Second, such an effort will leave
China as host of the 2022 Olympics — it will not deprive Beijing of a
propaganda coup at home, nor around much of the world even if we are able to
“enlist our friends … to join our economic boycott.” Romney may be right that a
full-blown Olympic boycott will not effectively “influence the behavior of the
home country or delegitimize its government” — he points to the boycott of 1980
Moscow Olympics to make his case — but the right approach might, indeed, have
such an effect. Romney does not consider that the 2022 games are scheduled to
be held just a few months before the 20th National Congress of the Chinese
Communist Party, at which Xi Jinping aims to become the longest-serving leader
since Deng Xiaoping. An Olympic-sized embarrassment could interact with the
fallout of Xi’s early missteps during the coronavirus crisis, ongoing economic
difficulties, and long-brewing intra-Party rivalries and grievances — thereby creating
a political storm that Xi finds difficult to ride out.
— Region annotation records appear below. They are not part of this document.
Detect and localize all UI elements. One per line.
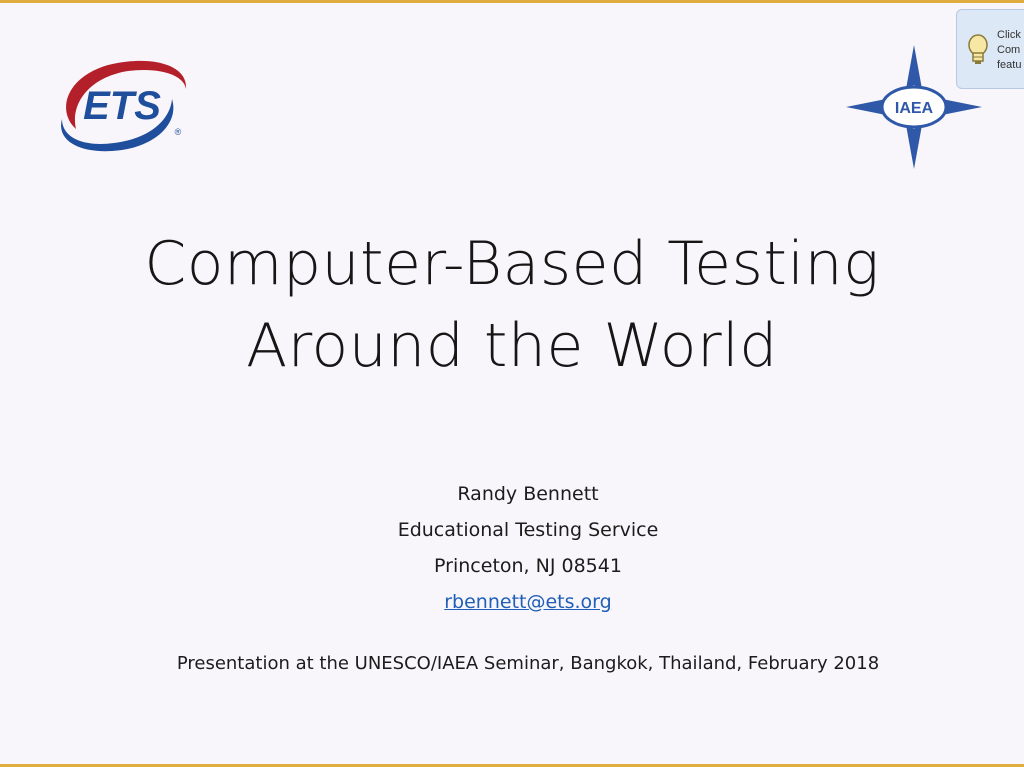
tip-text (997, 28, 1021, 73)
lightbulb-icon (967, 34, 989, 68)
author-name: Randy Bennett (457, 483, 599, 505)
slide-title-line: Around the World (246, 311, 778, 381)
author-email-link[interactable]: rbennett@ets.org (444, 591, 612, 613)
slide-title (0, 223, 1024, 387)
ets-logo-text: ETS (83, 84, 161, 128)
registered-mark: ® (174, 127, 182, 137)
author-location: Princeton, NJ 08541 (434, 555, 622, 577)
tip-popup[interactable] (956, 9, 1024, 89)
presentation-note: Presentation at the UNESCO/IAEA Seminar, Bangkok, Thailand, February 2018 (176, 653, 880, 674)
iaea-logo-text: IAEA (894, 100, 934, 117)
author-organization: Educational Testing Service (397, 519, 659, 541)
tip-line: featu (997, 59, 1022, 71)
tip-line: Click (997, 29, 1021, 41)
tip-line: Com (997, 44, 1021, 56)
slide-title-line: Computer-Based Testing (144, 229, 880, 299)
ets-logo (52, 55, 194, 157)
author-block (0, 476, 1024, 620)
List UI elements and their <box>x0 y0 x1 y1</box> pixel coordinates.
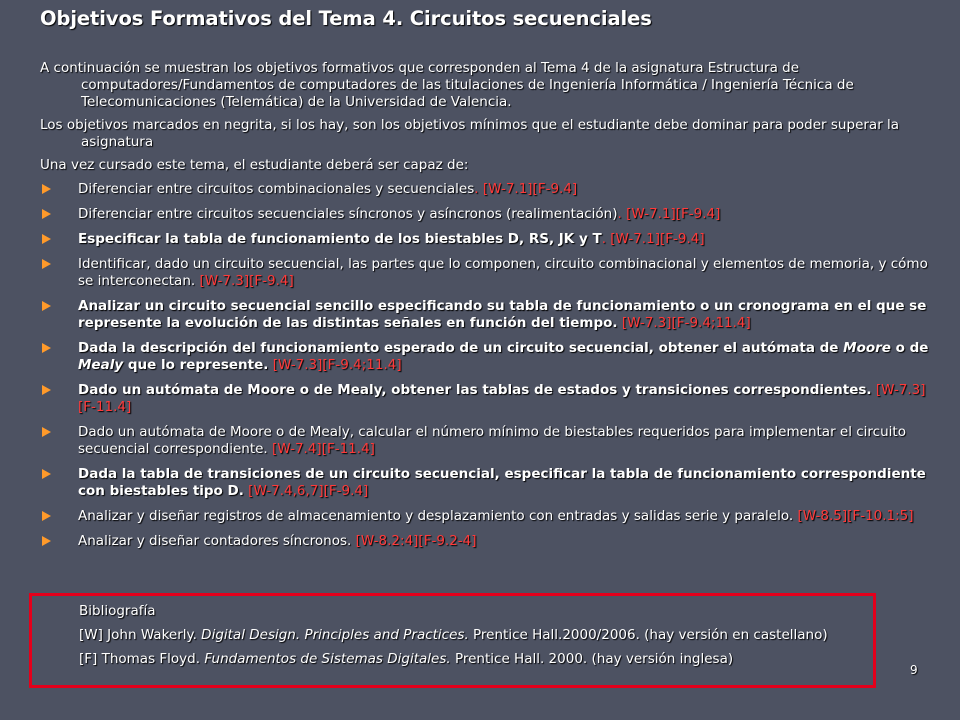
list-item <box>40 340 935 374</box>
objective-text: Analizar y diseñar contadores síncronos. <box>78 533 352 549</box>
intro-paragraph: Una vez cursado este tema, el estudiante deberá ser capaz de: <box>40 157 469 173</box>
triangle-bullet-icon <box>42 301 51 311</box>
list-item <box>40 382 935 416</box>
bibliography-details: Prentice Hall. 2000. (hay versión inglesa) <box>450 651 734 667</box>
objective-text-part: que lo represente. <box>123 357 269 373</box>
objective-reference: [W-7.1][F-9.4] <box>482 181 578 197</box>
slide-body <box>40 60 935 558</box>
triangle-bullet-icon <box>42 536 51 546</box>
objective-text: Dado un autómata de Moore o de Mealy, obtener las tablas de estados y transiciones correspondientes. <box>78 382 872 398</box>
list-item <box>40 181 935 198</box>
objective-reference: [W-7.3][F-9.4] <box>199 273 294 289</box>
slide-title: Objetivos Formativos del Tema 4. Circuitos secuenciales <box>40 7 652 30</box>
list-item <box>40 424 935 458</box>
objective-reference: [W-7.1][F-9.4] <box>626 206 721 222</box>
objective-reference: [W-7.3][F-9.4;11.4] <box>272 357 402 373</box>
objective-text: Diferenciar entre circuitos combinacionales y secuenciales <box>78 181 475 197</box>
objective-reference: [W-7.4,6,7][F-9.4] <box>248 483 369 499</box>
objective-reference: [W-7.3][F-11.4] <box>78 382 926 415</box>
bibliography-author: [F] Thomas Floyd. <box>79 651 205 667</box>
triangle-bullet-icon <box>42 184 51 194</box>
objective-separator: . <box>617 206 627 222</box>
objective-text: Diferenciar entre circuitos secuenciales síncronos y asíncronos (realimentación) <box>78 206 618 222</box>
objective-text: Especificar la tabla de funcionamiento de los biestables D, RS, JK y T <box>78 231 602 247</box>
triangle-bullet-icon <box>42 469 51 479</box>
bibliography-entry <box>79 651 879 668</box>
list-item <box>40 298 935 332</box>
intro-paragraph: A continuación se muestran los objetivos formativos que corresponden al Tema 4 de la asignatura Estructura de computadores/Fundamentos de computadores de las titulaciones de Ingeniería Informática / Ingeniería Técnica de Telecomunicaciones (Telemática) de la Universidad de Valencia. <box>40 60 854 110</box>
objective-separator: . <box>474 181 483 197</box>
page-number: 9 <box>910 663 918 677</box>
objective-separator: . <box>601 231 611 247</box>
bibliography-author: [W] John Wakerly. <box>79 627 202 643</box>
intro-paragraph: Los objetivos marcados en negrita, si los hay, son los objetivos mínimos que el estudiante debe dominar para poder superar la asignatura <box>40 117 900 150</box>
objective-text: Analizar un circuito secuencial sencillo especificando su tabla de funcionamiento o un cronograma en el que se represente la evolución de las distintas señales en función del tiempo. <box>78 298 927 331</box>
objective-text <box>78 340 928 373</box>
triangle-bullet-icon <box>42 259 51 269</box>
objective-text: Dada la tabla de transiciones de un circuito secuencial, especificar la tabla de funcionamiento correspondiente con biestables tipo D. <box>78 466 926 499</box>
objective-text-part: Dada la descripción del funcionamiento esperado de un circuito secuencial, obtener el autómata de <box>78 340 844 356</box>
bibliography-entry <box>79 627 879 644</box>
bibliography-title: Fundamentos de Sistemas Digitales. <box>204 651 451 667</box>
triangle-bullet-icon <box>42 385 51 395</box>
moore-term: Moore <box>843 340 891 356</box>
objective-reference: [W-7.3][F-9.4;11.4] <box>621 315 751 331</box>
bibliography-details: Prentice Hall.2000/2006. (hay versión en castellano) <box>468 627 828 643</box>
list-item <box>40 466 935 500</box>
mealy-term: Mealy <box>78 357 124 373</box>
objective-text: Identificar, dado un circuito secuencial, las partes que lo componen, circuito combinacional y elementos de memoria, y cómo se interconectan. <box>78 256 928 289</box>
triangle-bullet-icon <box>42 234 51 244</box>
list-item <box>40 256 935 290</box>
triangle-bullet-icon <box>42 209 51 219</box>
objectives-list <box>40 181 935 550</box>
triangle-bullet-icon <box>42 511 51 521</box>
objective-text-part: o de <box>890 340 929 356</box>
list-item <box>40 533 935 550</box>
triangle-bullet-icon <box>42 427 51 437</box>
objective-reference: [W-7.1][F-9.4] <box>610 231 705 247</box>
list-item <box>40 508 935 525</box>
objective-text: Analizar y diseñar registros de almacenamiento y desplazamiento con entradas y salidas serie y paralelo. <box>78 508 794 524</box>
objective-text: Dado un autómata de Moore o de Mealy, calcular el número mínimo de biestables requeridos para implementar el circuito secuencial correspondiente. <box>78 424 906 457</box>
bibliography-heading: Bibliografía <box>79 603 156 619</box>
bibliography-title: Digital Design. Principles and Practices. <box>201 627 469 643</box>
bibliography <box>79 603 879 675</box>
objective-reference: [W-8.5][F-10.1:5] <box>797 508 914 524</box>
list-item <box>40 206 935 223</box>
objective-reference: [W-8.2:4][F-9.2-4] <box>355 533 477 549</box>
list-item <box>40 231 935 248</box>
objective-reference: [W-7.4][F-11.4] <box>272 441 375 457</box>
triangle-bullet-icon <box>42 343 51 353</box>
Here’s the right approach:
Beijing should be stripped of the games entirely, a decision that is within the
full legal rights of the International Olympic Committee. This may appear
farfetched, but unrelenting pressure from the United States and other countries
that dominate winter sports could make a difference (more than half of the
top-20 all-time Winter Olympic medal winners are US allies; even more are
liberal democracies). Those games should then be postponed and held elsewhere —
a collection of countries demanding change should step up to co-host, with each
offering up existing facilities and venues in order to reduce the need for
capital investments and ensure the Olympics can go forward. The IOC has
demonstrated it can be flexible with its postponement of the 2020 Summer Games
due to the pandemic. The sky did not fall then, and it will not fall if the
2022 Winter Games are postponed and restructured as well.

China is undertaking a genocide
in Xinjiang. The Chinese Communist Party has snuffed out freedom’s light in
Hong Kong. The coronavirus has led to at least 2.5 million deaths worldwide.
Now is no time for half-measures. The United States should put its weight
behind an effort to move the 2022 Olympics now.